Ambisi China menjadi leader dalam produk teknologi tidak hanya pada produk-produk teknologi kasat mata yang tersebut di atas. Di dunia ilmu pengetahuan seperti publikasi internasional misalnya, China sangat luar biasa. Pada tahun 1996 China hanya menempati urutan kesembilan dalam memproduksi publikasi ilmiah internasional dengan hanya sekitar 27 ribu publikasi. Akan tetapi pada tahun 2007, rangkingnya melonjak naik menjadi posisi kedua setelah Amerika Serikat, dengan jumlah publikasi sekitar 181 ribu dokumen pada tahun tersebut atau 12% dari publikasi internasional yang ada di seluruh dunia.

Beberapa tahun belakangan ini, para saintis dan komunitas ilmiah China pun sangat aktif menggiatkan pertemuan-pertemuan ilmiah internasional. Mereka berusaha menjadi pemimpin ilmu pengetahuan di Asia dengan mengumpulkan para saintis, akademisi, pebisnis dari berbagai negara di Asia dalam pertemuan ilmiah ini. Paket pertemuan ilmiah ini mereka rangkai satu paket dengan kunjugan ke beberapa daerah wisata yang menjadi high light di China. Sehingga mereka melakukan diseminasi ilmu pengetahuan dan koordinasi dengan para saintis internasional sekaligus promosi pariwisata negaranya.

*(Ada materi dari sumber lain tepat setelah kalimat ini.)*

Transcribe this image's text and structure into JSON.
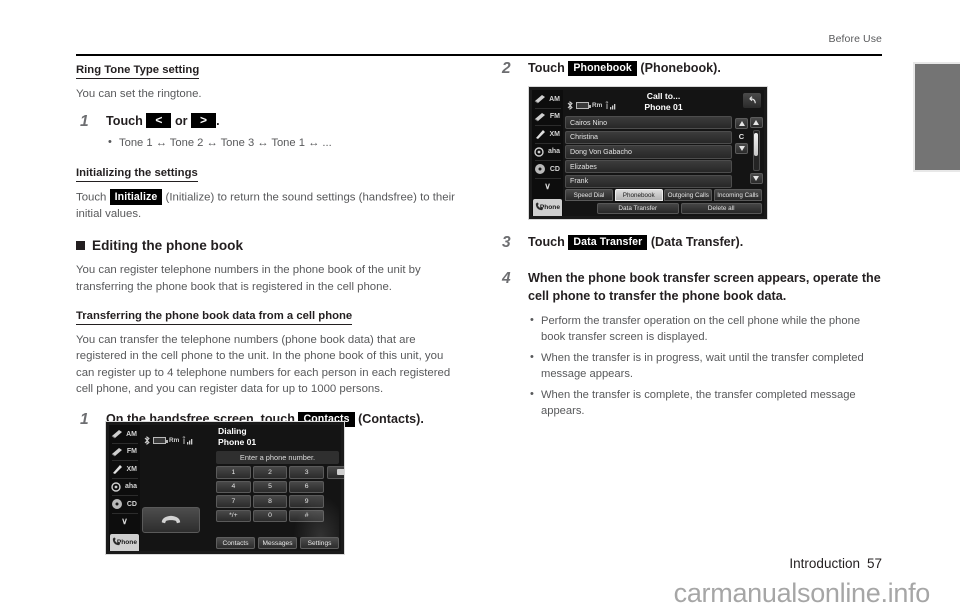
{
  "header": {
    "running_head": "Before Use"
  },
  "footer": {
    "section": "Introduction",
    "page_number": "57",
    "watermark": "carmanualsonline.info"
  },
  "left_column": {
    "ringtone": {
      "heading": "Ring Tone Type setting",
      "intro": "You can set the ringtone.",
      "step_number": "1",
      "step_prefix": "Touch",
      "chip_left": "<",
      "step_middle": "or",
      "chip_right": ">",
      "step_suffix": ".",
      "bullet": "Tone 1 ↔ Tone 2 ↔ Tone 3 ↔ Tone 1 ↔ ..."
    },
    "initializing": {
      "heading": "Initializing the settings",
      "prefix": "Touch",
      "chip": "Initialize",
      "suffix": "(Initialize) to return the sound settings (handsfree) to their initial values."
    },
    "editing": {
      "section_title": "Editing the phone book",
      "paragraph": "You can register telephone numbers in the phone book of the unit by transferring the phone book that is registered in the cell phone.",
      "transfer_heading": "Transferring the phone book data from a cell phone",
      "transfer_paragraph": "You can transfer the telephone numbers (phone book data) that are registered in the cell phone to the unit. In the phone book of this unit, you can register up to 4 telephone numbers for each person in each registered cell phone, and you can register data for up to 1000 persons.",
      "step_number": "1",
      "step_prefix": "On the handsfree screen, touch",
      "chip": "Contacts",
      "step_suffix": "(Contacts)."
    }
  },
  "right_column": {
    "step2": {
      "number": "2",
      "prefix": "Touch",
      "chip": "Phonebook",
      "suffix": "(Phonebook)."
    },
    "step3": {
      "number": "3",
      "prefix": "Touch",
      "chip": "Data Transfer",
      "suffix": "(Data Transfer)."
    },
    "step4": {
      "number": "4",
      "text": "When the phone book transfer screen appears, operate the cell phone to transfer the phone book data.",
      "bullets": [
        "Perform the transfer operation on the cell phone while the phone book transfer screen is displayed.",
        "When the transfer is in progress, wait until the transfer completed message appears.",
        "When the transfer is complete, the transfer completed message appears."
      ]
    }
  },
  "device_dialing": {
    "rail": [
      {
        "label": "AM",
        "icon": "radio-icon"
      },
      {
        "label": "FM",
        "icon": "radio-icon"
      },
      {
        "label": "XM",
        "icon": "satellite-radio-icon"
      },
      {
        "label": "aha",
        "icon": "aha-icon"
      },
      {
        "label": "CD",
        "icon": "disc-icon"
      },
      {
        "label": "∨",
        "icon": "chevron-down-icon"
      },
      {
        "label": "Phone",
        "icon": "phone-icon"
      }
    ],
    "status": {
      "bluetooth": "bt-icon",
      "battery": "battery-icon",
      "roaming": "Rm",
      "signal": "signal-icon"
    },
    "title_line1": "Dialing",
    "title_line2": "Phone 01",
    "message": "Enter a phone number.",
    "keypad": [
      "1",
      "2",
      "3",
      "4",
      "5",
      "6",
      "7",
      "8",
      "9",
      "*/+",
      "0",
      "#"
    ],
    "backspace": "backspace-icon",
    "call_button": "call-icon",
    "bottom_buttons": [
      "Contacts",
      "Messages",
      "Settings"
    ]
  },
  "device_phonebook": {
    "rail": [
      {
        "label": "AM",
        "icon": "radio-icon"
      },
      {
        "label": "FM",
        "icon": "radio-icon"
      },
      {
        "label": "XM",
        "icon": "satellite-radio-icon"
      },
      {
        "label": "aha",
        "icon": "aha-icon"
      },
      {
        "label": "CD",
        "icon": "disc-icon"
      },
      {
        "label": "∨",
        "icon": "chevron-down-icon"
      },
      {
        "label": "Phone",
        "icon": "phone-icon"
      }
    ],
    "status": {
      "bluetooth": "bt-icon",
      "battery": "battery-icon",
      "roaming": "Rm",
      "signal": "signal-icon"
    },
    "title_line1": "Call to...",
    "title_line2": "Phone 01",
    "back_button": "back-arrow-icon",
    "contacts": [
      "Cairos Nino",
      "Christina",
      "Dong Von Gabacho",
      "Elizabes",
      "Frank"
    ],
    "index_letter": "C",
    "tabs": [
      "Speed Dial",
      "Phonebook",
      "Outgoing Calls",
      "Incoming Calls"
    ],
    "active_tab": "Phonebook",
    "actions": [
      "Data Transfer",
      "Delete all"
    ]
  }
}
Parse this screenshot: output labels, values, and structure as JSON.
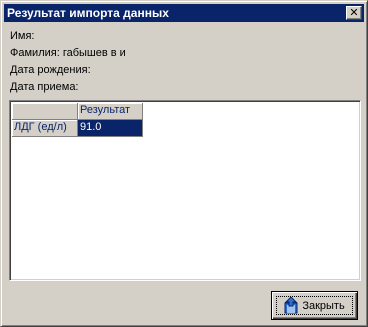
{
  "window": {
    "title": "Результат импорта данных",
    "close_glyph": "✕"
  },
  "info": {
    "name_label": "Имя:",
    "surname_label": "Фамилия: габышев в и",
    "birthdate_label": "Дата рождения:",
    "admission_label": "Дата приема:"
  },
  "grid": {
    "column_header": "Результат",
    "rows": [
      {
        "label": "ЛДГ (ед/л)",
        "value": "91.0"
      }
    ]
  },
  "footer": {
    "close_label": "Закрыть",
    "close_mnemonic": "З",
    "close_icon": "door-exit-icon"
  },
  "colors": {
    "title_bar": "#0a246a",
    "selection": "#0a246a",
    "face": "#d4d0c8",
    "icon_blue": "#2f6fd0"
  }
}
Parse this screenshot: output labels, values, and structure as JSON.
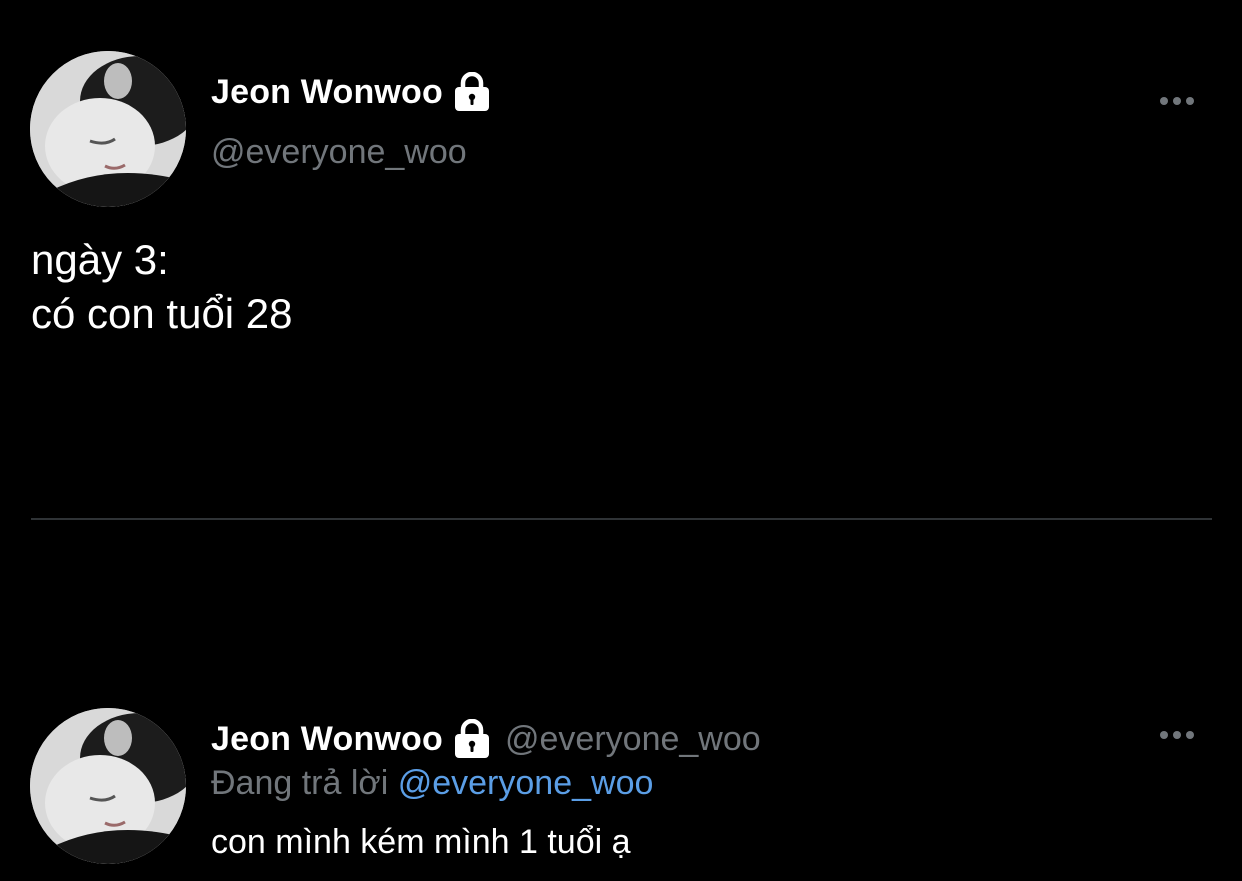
{
  "main_tweet": {
    "display_name": "Jeon Wonwoo",
    "handle": "@everyone_woo",
    "text_line1": "ngày 3:",
    "text_line2": "có con tuổi 28",
    "icons": {
      "lock": "lock-icon",
      "more": "more-options-icon",
      "avatar": "avatar-image"
    }
  },
  "reply_tweet": {
    "display_name": "Jeon Wonwoo",
    "handle": "@everyone_woo",
    "replying_prefix": "Đang trả lời",
    "replying_mention": "@everyone_woo",
    "text": "con mình kém mình 1 tuổi ạ",
    "icons": {
      "lock": "lock-icon",
      "more": "more-options-icon",
      "avatar": "avatar-image"
    }
  },
  "colors": {
    "background": "#000000",
    "primary_text": "#ffffff",
    "secondary_text": "#71767b",
    "mention": "#5b9ee6",
    "divider": "#2f3336"
  }
}
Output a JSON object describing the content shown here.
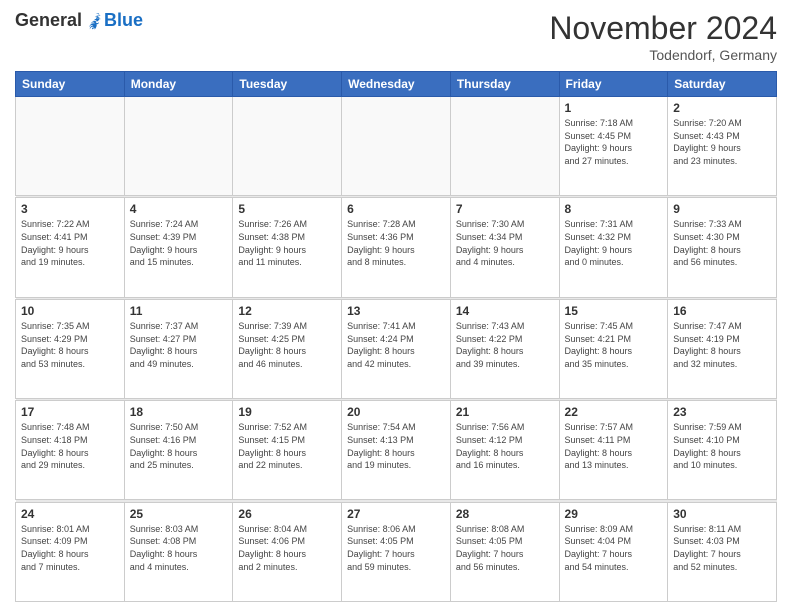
{
  "logo": {
    "general": "General",
    "blue": "Blue"
  },
  "title": "November 2024",
  "location": "Todendorf, Germany",
  "days_of_week": [
    "Sunday",
    "Monday",
    "Tuesday",
    "Wednesday",
    "Thursday",
    "Friday",
    "Saturday"
  ],
  "weeks": [
    [
      {
        "day": "",
        "info": ""
      },
      {
        "day": "",
        "info": ""
      },
      {
        "day": "",
        "info": ""
      },
      {
        "day": "",
        "info": ""
      },
      {
        "day": "",
        "info": ""
      },
      {
        "day": "1",
        "info": "Sunrise: 7:18 AM\nSunset: 4:45 PM\nDaylight: 9 hours\nand 27 minutes."
      },
      {
        "day": "2",
        "info": "Sunrise: 7:20 AM\nSunset: 4:43 PM\nDaylight: 9 hours\nand 23 minutes."
      }
    ],
    [
      {
        "day": "3",
        "info": "Sunrise: 7:22 AM\nSunset: 4:41 PM\nDaylight: 9 hours\nand 19 minutes."
      },
      {
        "day": "4",
        "info": "Sunrise: 7:24 AM\nSunset: 4:39 PM\nDaylight: 9 hours\nand 15 minutes."
      },
      {
        "day": "5",
        "info": "Sunrise: 7:26 AM\nSunset: 4:38 PM\nDaylight: 9 hours\nand 11 minutes."
      },
      {
        "day": "6",
        "info": "Sunrise: 7:28 AM\nSunset: 4:36 PM\nDaylight: 9 hours\nand 8 minutes."
      },
      {
        "day": "7",
        "info": "Sunrise: 7:30 AM\nSunset: 4:34 PM\nDaylight: 9 hours\nand 4 minutes."
      },
      {
        "day": "8",
        "info": "Sunrise: 7:31 AM\nSunset: 4:32 PM\nDaylight: 9 hours\nand 0 minutes."
      },
      {
        "day": "9",
        "info": "Sunrise: 7:33 AM\nSunset: 4:30 PM\nDaylight: 8 hours\nand 56 minutes."
      }
    ],
    [
      {
        "day": "10",
        "info": "Sunrise: 7:35 AM\nSunset: 4:29 PM\nDaylight: 8 hours\nand 53 minutes."
      },
      {
        "day": "11",
        "info": "Sunrise: 7:37 AM\nSunset: 4:27 PM\nDaylight: 8 hours\nand 49 minutes."
      },
      {
        "day": "12",
        "info": "Sunrise: 7:39 AM\nSunset: 4:25 PM\nDaylight: 8 hours\nand 46 minutes."
      },
      {
        "day": "13",
        "info": "Sunrise: 7:41 AM\nSunset: 4:24 PM\nDaylight: 8 hours\nand 42 minutes."
      },
      {
        "day": "14",
        "info": "Sunrise: 7:43 AM\nSunset: 4:22 PM\nDaylight: 8 hours\nand 39 minutes."
      },
      {
        "day": "15",
        "info": "Sunrise: 7:45 AM\nSunset: 4:21 PM\nDaylight: 8 hours\nand 35 minutes."
      },
      {
        "day": "16",
        "info": "Sunrise: 7:47 AM\nSunset: 4:19 PM\nDaylight: 8 hours\nand 32 minutes."
      }
    ],
    [
      {
        "day": "17",
        "info": "Sunrise: 7:48 AM\nSunset: 4:18 PM\nDaylight: 8 hours\nand 29 minutes."
      },
      {
        "day": "18",
        "info": "Sunrise: 7:50 AM\nSunset: 4:16 PM\nDaylight: 8 hours\nand 25 minutes."
      },
      {
        "day": "19",
        "info": "Sunrise: 7:52 AM\nSunset: 4:15 PM\nDaylight: 8 hours\nand 22 minutes."
      },
      {
        "day": "20",
        "info": "Sunrise: 7:54 AM\nSunset: 4:13 PM\nDaylight: 8 hours\nand 19 minutes."
      },
      {
        "day": "21",
        "info": "Sunrise: 7:56 AM\nSunset: 4:12 PM\nDaylight: 8 hours\nand 16 minutes."
      },
      {
        "day": "22",
        "info": "Sunrise: 7:57 AM\nSunset: 4:11 PM\nDaylight: 8 hours\nand 13 minutes."
      },
      {
        "day": "23",
        "info": "Sunrise: 7:59 AM\nSunset: 4:10 PM\nDaylight: 8 hours\nand 10 minutes."
      }
    ],
    [
      {
        "day": "24",
        "info": "Sunrise: 8:01 AM\nSunset: 4:09 PM\nDaylight: 8 hours\nand 7 minutes."
      },
      {
        "day": "25",
        "info": "Sunrise: 8:03 AM\nSunset: 4:08 PM\nDaylight: 8 hours\nand 4 minutes."
      },
      {
        "day": "26",
        "info": "Sunrise: 8:04 AM\nSunset: 4:06 PM\nDaylight: 8 hours\nand 2 minutes."
      },
      {
        "day": "27",
        "info": "Sunrise: 8:06 AM\nSunset: 4:05 PM\nDaylight: 7 hours\nand 59 minutes."
      },
      {
        "day": "28",
        "info": "Sunrise: 8:08 AM\nSunset: 4:05 PM\nDaylight: 7 hours\nand 56 minutes."
      },
      {
        "day": "29",
        "info": "Sunrise: 8:09 AM\nSunset: 4:04 PM\nDaylight: 7 hours\nand 54 minutes."
      },
      {
        "day": "30",
        "info": "Sunrise: 8:11 AM\nSunset: 4:03 PM\nDaylight: 7 hours\nand 52 minutes."
      }
    ]
  ]
}
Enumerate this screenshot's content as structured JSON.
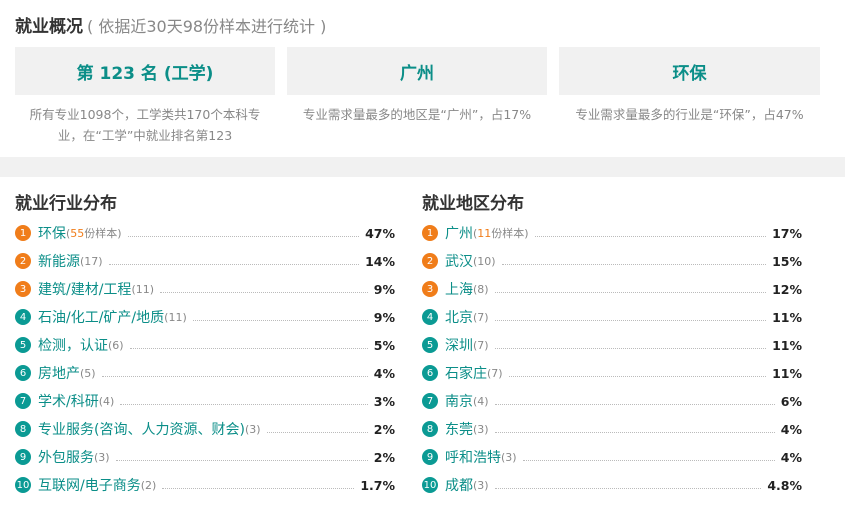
{
  "overview": {
    "title": "就业概况",
    "subtitle": "( 依据近30天98份样本进行统计 )",
    "cards": [
      {
        "label": "第 123 名 (工学)",
        "desc_line1": "所有专业1098个，工学类共170个本科专",
        "desc_line2": "业，在“工学”中就业排名第123"
      },
      {
        "label": "广州",
        "desc_line1": "专业需求量最多的地区是“广州”，占17%",
        "desc_line2": ""
      },
      {
        "label": "环保",
        "desc_line1": "专业需求量最多的行业是“环保”，占47%",
        "desc_line2": ""
      }
    ]
  },
  "industry": {
    "title": "就业行业分布",
    "first_count_prefix": "(",
    "first_count_num": "55",
    "first_count_suffix": "份样本)",
    "items": [
      {
        "rank": "1",
        "name": "环保",
        "count": "",
        "pct": "47%"
      },
      {
        "rank": "2",
        "name": "新能源",
        "count": "(17)",
        "pct": "14%"
      },
      {
        "rank": "3",
        "name": "建筑/建材/工程",
        "count": "(11)",
        "pct": "9%"
      },
      {
        "rank": "4",
        "name": "石油/化工/矿产/地质",
        "count": "(11)",
        "pct": "9%"
      },
      {
        "rank": "5",
        "name": "检测，认证",
        "count": "(6)",
        "pct": "5%"
      },
      {
        "rank": "6",
        "name": "房地产",
        "count": "(5)",
        "pct": "4%"
      },
      {
        "rank": "7",
        "name": "学术/科研",
        "count": "(4)",
        "pct": "3%"
      },
      {
        "rank": "8",
        "name": "专业服务(咨询、人力资源、财会)",
        "count": "(3)",
        "pct": "2%"
      },
      {
        "rank": "9",
        "name": "外包服务",
        "count": "(3)",
        "pct": "2%"
      },
      {
        "rank": "10",
        "name": "互联网/电子商务",
        "count": "(2)",
        "pct": "1.7%"
      }
    ]
  },
  "region": {
    "title": "就业地区分布",
    "first_count_prefix": "(",
    "first_count_num": "11",
    "first_count_suffix": "份样本)",
    "items": [
      {
        "rank": "1",
        "name": "广州",
        "count": "",
        "pct": "17%"
      },
      {
        "rank": "2",
        "name": "武汉",
        "count": "(10)",
        "pct": "15%"
      },
      {
        "rank": "3",
        "name": "上海",
        "count": "(8)",
        "pct": "12%"
      },
      {
        "rank": "4",
        "name": "北京",
        "count": "(7)",
        "pct": "11%"
      },
      {
        "rank": "5",
        "name": "深圳",
        "count": "(7)",
        "pct": "11%"
      },
      {
        "rank": "6",
        "name": "石家庄",
        "count": "(7)",
        "pct": "11%"
      },
      {
        "rank": "7",
        "name": "南京",
        "count": "(4)",
        "pct": "6%"
      },
      {
        "rank": "8",
        "name": "东莞",
        "count": "(3)",
        "pct": "4%"
      },
      {
        "rank": "9",
        "name": "呼和浩特",
        "count": "(3)",
        "pct": "4%"
      },
      {
        "rank": "10",
        "name": "成都",
        "count": "(3)",
        "pct": "4.8%"
      }
    ]
  },
  "colors": {
    "accent": "#0b8e88",
    "rank_top": "#f07d1a",
    "rank_other": "#0b9a94"
  }
}
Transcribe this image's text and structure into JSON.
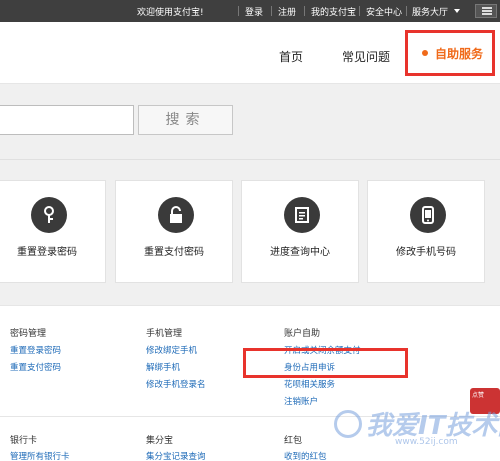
{
  "topbar": {
    "welcome": "欢迎使用支付宝!",
    "login": "登录",
    "register": "注册",
    "my_alipay": "我的支付宝",
    "security": "安全中心",
    "service_hall": "服务大厅"
  },
  "nav": {
    "home": "首页",
    "faq": "常见问题",
    "self_service": "自助服务"
  },
  "search": {
    "value": "",
    "button": "搜索"
  },
  "tiles": [
    {
      "label": "重置登录密码",
      "icon": "key-icon"
    },
    {
      "label": "重置支付密码",
      "icon": "lock-icon"
    },
    {
      "label": "进度查询中心",
      "icon": "document-icon"
    },
    {
      "label": "修改手机号码",
      "icon": "phone-icon"
    }
  ],
  "sections": {
    "password": {
      "title": "密码管理",
      "links": [
        "重置登录密码",
        "重置支付密码"
      ]
    },
    "mobile": {
      "title": "手机管理",
      "links": [
        "修改绑定手机",
        "解绑手机",
        "修改手机登录名"
      ]
    },
    "account": {
      "title": "账户自助",
      "links": [
        "开启或关闭余额支付",
        "身份占用申诉",
        "花呗相关服务",
        "注销账户"
      ]
    },
    "bankcard": {
      "title": "银行卡",
      "links": [
        "管理所有银行卡"
      ]
    },
    "jifenbao": {
      "title": "集分宝",
      "links": [
        "集分宝记录查询"
      ]
    },
    "redpacket": {
      "title": "红包",
      "links": [
        "收到的红包"
      ]
    }
  },
  "watermark": {
    "text": "我爱IT技术网",
    "url": "www.52ij.com"
  },
  "badge": {
    "text": "点赞"
  },
  "colors": {
    "accent": "#f06a1a",
    "highlight": "#e8332c",
    "link": "#1f6bb8"
  }
}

Pertumbuhan ilmu pengetahuan dan teknologi China yang luar biasa ini bukan tanpa persoalan. Barang-barang China yang dijual di Indonesia memang terkenal berharga murah. Namun, kualitas dan pelayanan purna jual yang belum berkembang baik, menyebabkan sebagian kalangan berpikir ulang untuk membeli produk China jika ingin mempunyai barang yang awet.

Demikian pula dengan publikasi ilmiah internasional yang dielu-elukan, bukanlah tanpa kekurangan. Tingginya jumlah publikasi ilmiah internasional oleh saintis China tidak diimbangi dengan tingginya indeks sitasi, suatu indikator yang menunjukkan seberapa penting publikasi tersebut menjadi referensi bagi saintis lainnya. Menurut Jurnal Nature, banyak ditemukan publikasi yang berdasarkan riset fiktif ataupun hasil plagiat ataupun manipulasi data yang pernah ada sebelumnya dalam publikasi internasional ilmuwan China. Fenomena ini ditengarai diakibatkan tingginya tekanan untuk menerbitkan karya ilmiah di jurnal internasional yang berkualitas. Tekanan ini berkaitan dengan mudahnya dana penelitian dengan jumlah sangat besar mengucur jika institusi penelitian ataupun universitas atau peneliti mempunyai jejak rekam yang baik dalam penerbitan jurnal internasional.

Dua persoalan yang diangkat di atas bisa jadi hanya merupakan salah satu fase pembelajaran yang baik bagi China. Saat ini, memang kuantitas produk Iptek masih lebih diperhatikan daripada kualitas di China. Tapi beberapa tahun ke depan, China benar-benar akan menjadi pemimpin yang tangguh dalam bidang ilmu pengetahuan dan teknologi. Seperti kita melihat sejarah Iptek Jepang. Ketika mobil-mobil Jepang pertama kali sampai di pasaran internasional tak sedikit yang meremehkan kualitasnya. Tetapi sekarang, siapa yang tidak kenal Toyota sebagai produsen mobil nomer wahid di dunia?

Perdagangan bebas Asean-China sudah berjalan. Jangan sampai kita hanya menjadi bangsa yang ketakutan akan terebutnya pasar domestik dan didikte dalam kepemimpinan Ilmu pengetahuan dan teknologi oleh China. Jika Thailand saja optimis bisa mengekspor produk kulinernya ke China, yang dengan demikian berarti akan merambah dunia. Kenapa Indonesia tidak mencoba pada bidang lainnya? Tidak cukup hanya dengan membeli produk buatan dalam negeri, diperlukan semangat yang lebih dari itu.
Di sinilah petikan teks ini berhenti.